In this case, the request is only de-asserted on the last cycle of
the block. If extended bus cycles are needed, the RDYN
mechanism must be used as the handshaking does not work in
this mode.
3.6.5 Instruction Chaining
When the first request is received on a channel, it
accesses the DMA instruction number that is programmed in
the mode word. This instruction is read from internal DMA
RAM. This takes 16 CLK cycles (as there are 8 16-bit word in
the instruction). Bus control is not needed during these internal
RAM accesses. At the end of the 16 CLK cycles, the channel
has all the transfer information it needs and can begin to
transfer whenever it is granted bus control. Once the transfer
has completed, the channel checks that it is in chaining mode
and that the instruction is a chained instruction. If so, then as
the first instruction completes, the DMA can access the next
instruction (again taking 16 CLK cycles) and the transfers can
continue as bus control is granted.
3.6.6 Handshaking Mechanism
There is a handshaking mechanism available when using
single-word transfer mode. It works as follows:
For a memory read cycle:
1: The IO port issues a request.
2: The DMA requests and is granted bus control. The DMA
starts a memory read cycle. As well as the usual control
and strobes, the DMA also asserts the DACKN low for the
channel that it is responding to. The DACKN signal acts as
an IO port select.
3: Once valid data is available on the data bus ie. RDYN has
gone low, the DMA asserts AKWRN low. The IO port uses
AKWRN as a write strobe.
4: The IO port acknowledges the completed data read by de-
asserting DREQN.
5: When the DMA sees DREQN has gone high, it de-asserts
DACKN. At this time, the data is still valid and the IO port
may latch the data on AKWRN rising or any time in
between.
6: The DMA completes the cycle by de-asserting strobes etc.

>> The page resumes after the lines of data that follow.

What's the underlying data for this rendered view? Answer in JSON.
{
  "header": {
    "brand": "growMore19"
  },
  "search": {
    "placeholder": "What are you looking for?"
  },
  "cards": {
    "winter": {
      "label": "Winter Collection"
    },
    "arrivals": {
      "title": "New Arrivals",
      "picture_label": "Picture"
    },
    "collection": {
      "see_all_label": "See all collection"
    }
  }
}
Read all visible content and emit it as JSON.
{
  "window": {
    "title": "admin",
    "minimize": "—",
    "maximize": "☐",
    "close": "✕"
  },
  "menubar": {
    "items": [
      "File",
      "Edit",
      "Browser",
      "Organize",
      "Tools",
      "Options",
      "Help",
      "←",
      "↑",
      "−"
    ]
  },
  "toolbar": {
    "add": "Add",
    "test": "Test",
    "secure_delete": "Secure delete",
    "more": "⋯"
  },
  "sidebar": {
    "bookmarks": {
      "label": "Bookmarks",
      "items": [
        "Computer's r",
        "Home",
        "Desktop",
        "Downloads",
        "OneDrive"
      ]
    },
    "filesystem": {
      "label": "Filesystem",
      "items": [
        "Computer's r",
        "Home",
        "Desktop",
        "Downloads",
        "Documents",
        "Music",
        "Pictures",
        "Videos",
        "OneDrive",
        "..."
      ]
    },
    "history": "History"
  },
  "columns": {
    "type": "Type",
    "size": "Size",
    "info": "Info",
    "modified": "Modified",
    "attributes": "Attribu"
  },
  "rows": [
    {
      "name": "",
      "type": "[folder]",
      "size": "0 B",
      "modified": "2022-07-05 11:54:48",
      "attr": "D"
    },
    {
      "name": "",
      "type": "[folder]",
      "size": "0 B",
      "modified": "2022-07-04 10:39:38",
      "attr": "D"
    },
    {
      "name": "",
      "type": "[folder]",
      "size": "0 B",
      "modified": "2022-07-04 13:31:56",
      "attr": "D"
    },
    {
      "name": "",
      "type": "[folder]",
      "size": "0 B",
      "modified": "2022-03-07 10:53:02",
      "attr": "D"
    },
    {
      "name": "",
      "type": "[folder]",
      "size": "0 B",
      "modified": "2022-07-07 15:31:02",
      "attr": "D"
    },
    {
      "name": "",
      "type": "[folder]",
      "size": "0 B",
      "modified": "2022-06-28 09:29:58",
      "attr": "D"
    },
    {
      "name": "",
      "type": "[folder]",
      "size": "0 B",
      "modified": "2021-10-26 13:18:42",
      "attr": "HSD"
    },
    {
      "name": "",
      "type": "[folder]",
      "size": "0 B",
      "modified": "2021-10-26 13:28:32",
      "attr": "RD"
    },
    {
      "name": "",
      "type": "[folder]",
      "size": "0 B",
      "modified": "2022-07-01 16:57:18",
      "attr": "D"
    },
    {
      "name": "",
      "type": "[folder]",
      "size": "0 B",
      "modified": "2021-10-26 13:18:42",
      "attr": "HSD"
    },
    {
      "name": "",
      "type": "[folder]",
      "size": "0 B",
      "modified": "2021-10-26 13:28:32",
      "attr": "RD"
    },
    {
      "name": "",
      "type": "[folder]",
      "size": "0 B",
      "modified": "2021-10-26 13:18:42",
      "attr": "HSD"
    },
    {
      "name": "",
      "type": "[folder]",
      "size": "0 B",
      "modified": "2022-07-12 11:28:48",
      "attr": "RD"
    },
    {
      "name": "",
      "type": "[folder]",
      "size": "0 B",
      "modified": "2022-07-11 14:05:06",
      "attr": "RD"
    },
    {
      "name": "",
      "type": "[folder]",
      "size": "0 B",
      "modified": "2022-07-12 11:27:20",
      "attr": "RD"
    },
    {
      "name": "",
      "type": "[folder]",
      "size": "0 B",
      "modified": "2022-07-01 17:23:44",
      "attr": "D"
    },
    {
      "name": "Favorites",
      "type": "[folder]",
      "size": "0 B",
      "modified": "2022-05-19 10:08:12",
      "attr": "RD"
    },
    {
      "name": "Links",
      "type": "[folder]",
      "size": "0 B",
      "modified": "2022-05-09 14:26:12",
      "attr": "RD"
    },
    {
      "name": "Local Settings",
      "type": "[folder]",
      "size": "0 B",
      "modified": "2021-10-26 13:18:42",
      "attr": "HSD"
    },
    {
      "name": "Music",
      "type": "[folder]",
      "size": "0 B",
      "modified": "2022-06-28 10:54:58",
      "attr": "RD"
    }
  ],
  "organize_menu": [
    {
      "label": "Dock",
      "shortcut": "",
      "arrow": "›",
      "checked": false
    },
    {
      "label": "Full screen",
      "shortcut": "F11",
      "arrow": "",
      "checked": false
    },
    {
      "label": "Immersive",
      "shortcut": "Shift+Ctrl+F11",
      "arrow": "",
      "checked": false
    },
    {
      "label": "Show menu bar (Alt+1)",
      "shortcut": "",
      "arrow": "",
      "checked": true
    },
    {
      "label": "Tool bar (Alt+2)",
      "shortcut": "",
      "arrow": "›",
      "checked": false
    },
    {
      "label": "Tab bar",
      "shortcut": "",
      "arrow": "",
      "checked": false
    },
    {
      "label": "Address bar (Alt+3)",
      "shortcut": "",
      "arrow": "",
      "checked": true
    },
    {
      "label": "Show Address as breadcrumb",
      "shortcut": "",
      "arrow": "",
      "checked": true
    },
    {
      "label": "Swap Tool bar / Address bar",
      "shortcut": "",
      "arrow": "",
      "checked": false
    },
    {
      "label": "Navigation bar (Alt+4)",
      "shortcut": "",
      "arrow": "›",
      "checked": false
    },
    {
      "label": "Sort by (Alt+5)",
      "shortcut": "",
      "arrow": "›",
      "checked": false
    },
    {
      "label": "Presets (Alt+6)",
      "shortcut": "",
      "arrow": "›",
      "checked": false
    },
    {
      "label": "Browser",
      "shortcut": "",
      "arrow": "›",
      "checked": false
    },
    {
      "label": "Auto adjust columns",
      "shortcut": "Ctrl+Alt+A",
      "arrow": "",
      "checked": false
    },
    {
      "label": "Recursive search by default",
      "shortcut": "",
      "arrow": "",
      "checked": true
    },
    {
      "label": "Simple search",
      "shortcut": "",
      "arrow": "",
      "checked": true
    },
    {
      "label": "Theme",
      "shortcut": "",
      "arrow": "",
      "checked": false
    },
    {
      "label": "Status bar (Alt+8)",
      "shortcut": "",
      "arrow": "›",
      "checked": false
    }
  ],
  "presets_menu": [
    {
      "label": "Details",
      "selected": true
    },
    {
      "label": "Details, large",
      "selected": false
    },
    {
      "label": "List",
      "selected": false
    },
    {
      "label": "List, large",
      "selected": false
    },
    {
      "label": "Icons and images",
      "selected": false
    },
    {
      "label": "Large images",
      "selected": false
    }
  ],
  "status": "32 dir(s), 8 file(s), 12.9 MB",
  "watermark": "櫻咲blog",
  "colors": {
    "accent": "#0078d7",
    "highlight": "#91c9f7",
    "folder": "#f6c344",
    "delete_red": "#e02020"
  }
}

7: The wait state generator finally de-asserts RDYN.
For a memory write cycle:
1: The IO port issues a request.
2: The DMA aquires bus control and starts a memory write
cycle, also asserting DACKN for the relevant channel.
3: The data bus is driven by the IO port. Valid data is
available when the IO port de-asserts DREQN. (DACKN is
still asserted so valid data must still be driven on the bus).

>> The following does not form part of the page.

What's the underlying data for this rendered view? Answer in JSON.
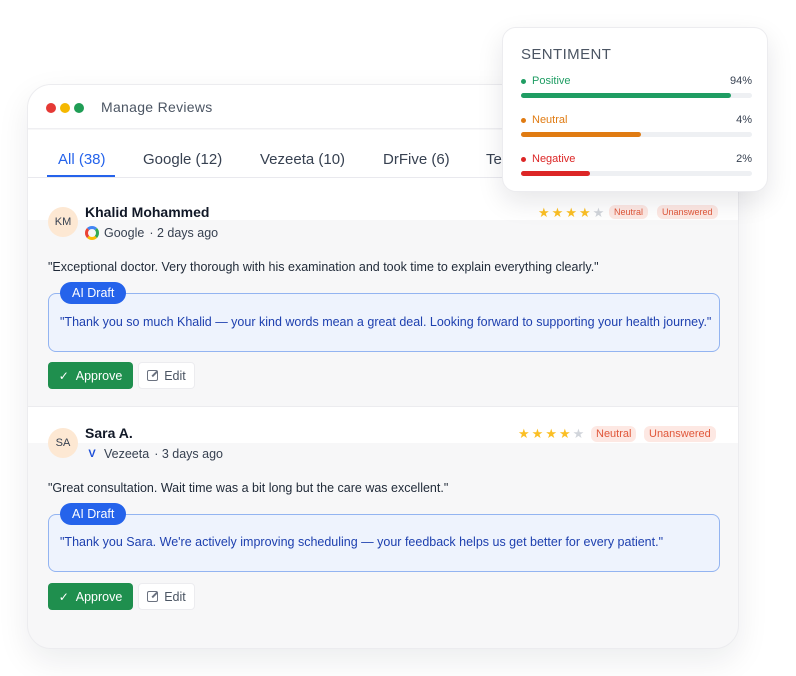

4: When the DMA senses DREQN high, it writes the valid
data from the IO port into memory.
5: The memory write is completed when RDYN goes low.

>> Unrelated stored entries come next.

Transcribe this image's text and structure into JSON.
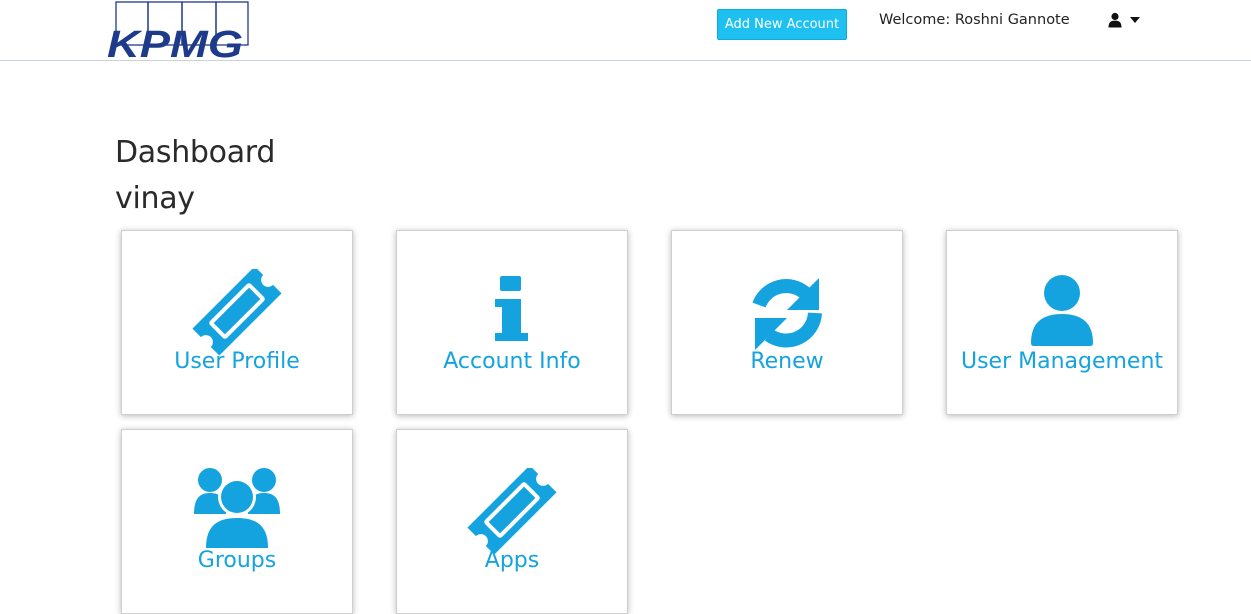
{
  "header": {
    "logo_text": "KPMG",
    "add_account_label": "Add New Account",
    "welcome_text": "Welcome: Roshni Gannote",
    "user_menu_icon": "user-icon",
    "caret_icon": "caret-down-icon"
  },
  "page": {
    "title": "Dashboard",
    "subtitle": "vinay"
  },
  "tiles": [
    {
      "label": "User Profile",
      "icon": "ticket-icon"
    },
    {
      "label": "Account Info",
      "icon": "info-icon"
    },
    {
      "label": "Renew",
      "icon": "refresh-icon"
    },
    {
      "label": "User Management",
      "icon": "user-icon"
    },
    {
      "label": "Groups",
      "icon": "group-icon"
    },
    {
      "label": "Apps",
      "icon": "ticket-icon"
    }
  ],
  "colors": {
    "accent": "#14a3df",
    "button": "#1ec0f2",
    "brand": "#1e3a8a"
  }
}
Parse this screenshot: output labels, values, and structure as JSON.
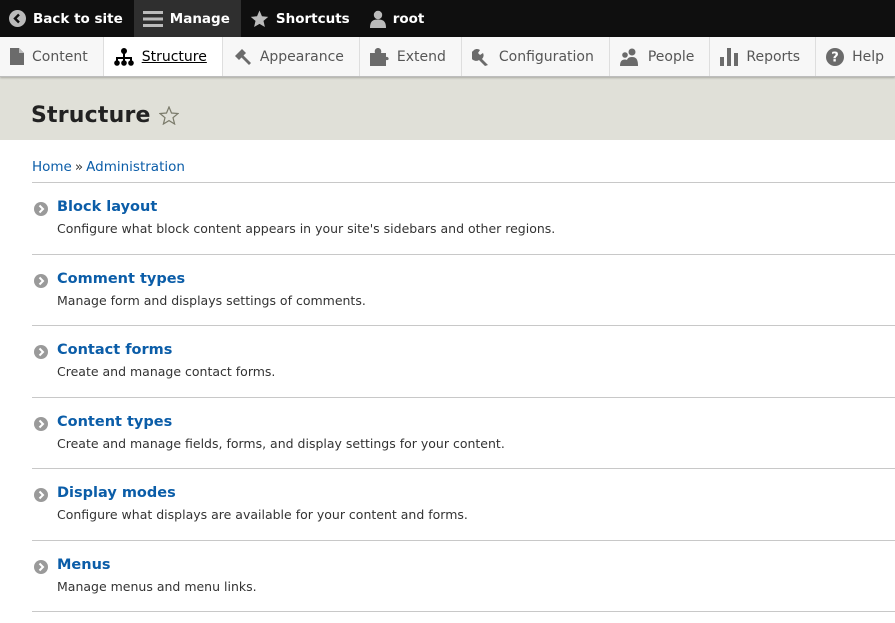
{
  "toolbar": {
    "back": "Back to site",
    "manage": "Manage",
    "shortcuts": "Shortcuts",
    "user": "root"
  },
  "tray": {
    "items": [
      "Content",
      "Structure",
      "Appearance",
      "Extend",
      "Configuration",
      "People",
      "Reports",
      "Help"
    ],
    "active": "Structure"
  },
  "page": {
    "title": "Structure"
  },
  "breadcrumb": {
    "home": "Home",
    "separator": "»",
    "administration": "Administration"
  },
  "items": [
    {
      "label": "Block layout",
      "desc": "Configure what block content appears in your site's sidebars and other regions."
    },
    {
      "label": "Comment types",
      "desc": "Manage form and displays settings of comments."
    },
    {
      "label": "Contact forms",
      "desc": "Create and manage contact forms."
    },
    {
      "label": "Content types",
      "desc": "Create and manage fields, forms, and display settings for your content."
    },
    {
      "label": "Display modes",
      "desc": "Configure what displays are available for your content and forms."
    },
    {
      "label": "Menus",
      "desc": "Manage menus and menu links."
    }
  ],
  "colors": {
    "link": "#0b5da8",
    "toolbar_bg": "#0f0f0f",
    "header_bg": "#e0e0d8"
  }
}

6: The DMA de-asserts DACKN and hence the IO port stops
driving the data bus.
If DREQN is de-asserted 2 or more CLK cycles before
AKRDN or AKWRN are asserted, then the handshaking
protocol does not apply and the cycle will simply use the RDYN
signal going low to terminate the cycle (both AKRDN and
AKWRN will rise as AS falls at the end of the cycle).
3.7 INTERRUPT GENERATION
The DMA shall generate an interrupt on the occurrance of
any of the following:
- A channel has reached an “End of Transfer” condition and
the EOT bit has been set in the channel status register.
- A channel has been stopped because
a) a bus timeout has occurred. (ie. either DREQN
(handshake mode) or RDYN is asserted for more than
256 CLK cycles)
b) an internal parity error was detected when reading a
DMA register with parity.
c) An odd block length was programmed in double word
mode.
The DMA will stop but will not generate an interrupt if
EXADEN, MPROEN or PEN are active at the end of an
external cycle.
If a parity error is detected whilst writing to the DMA
registers, the erroneous write will not let transfers commence.
The DMA generates interrupts by pulsing INTRN low. If more
than one error occurs simultaneously, INTRN is only pulsed
once. The interrupt can only be generated when the DMA is in
the ERROR mode. The only way to get out of this mode is to
reset all error flags.
3.8 CHANNEL MASKING AND STOPPING
Each channel can be masked individually by setting the
relevant bit in the DMA Mode / Status register. If the channel is
masked, only external requests are gated out - software
requests are still serviced.
Each channel can be stopped by de-activating the channel
by writing the Channel Mode register. This register can only be
written whilst in PEND_CHAIN mode or awaiting bus control.
Once the channel is de-activated, it returns to the IDLE mode.
3.9 PARITY CHECKING
Parity checks are done when DMA registers are being
written and when they are being accessed ie. when the
instructions are being read.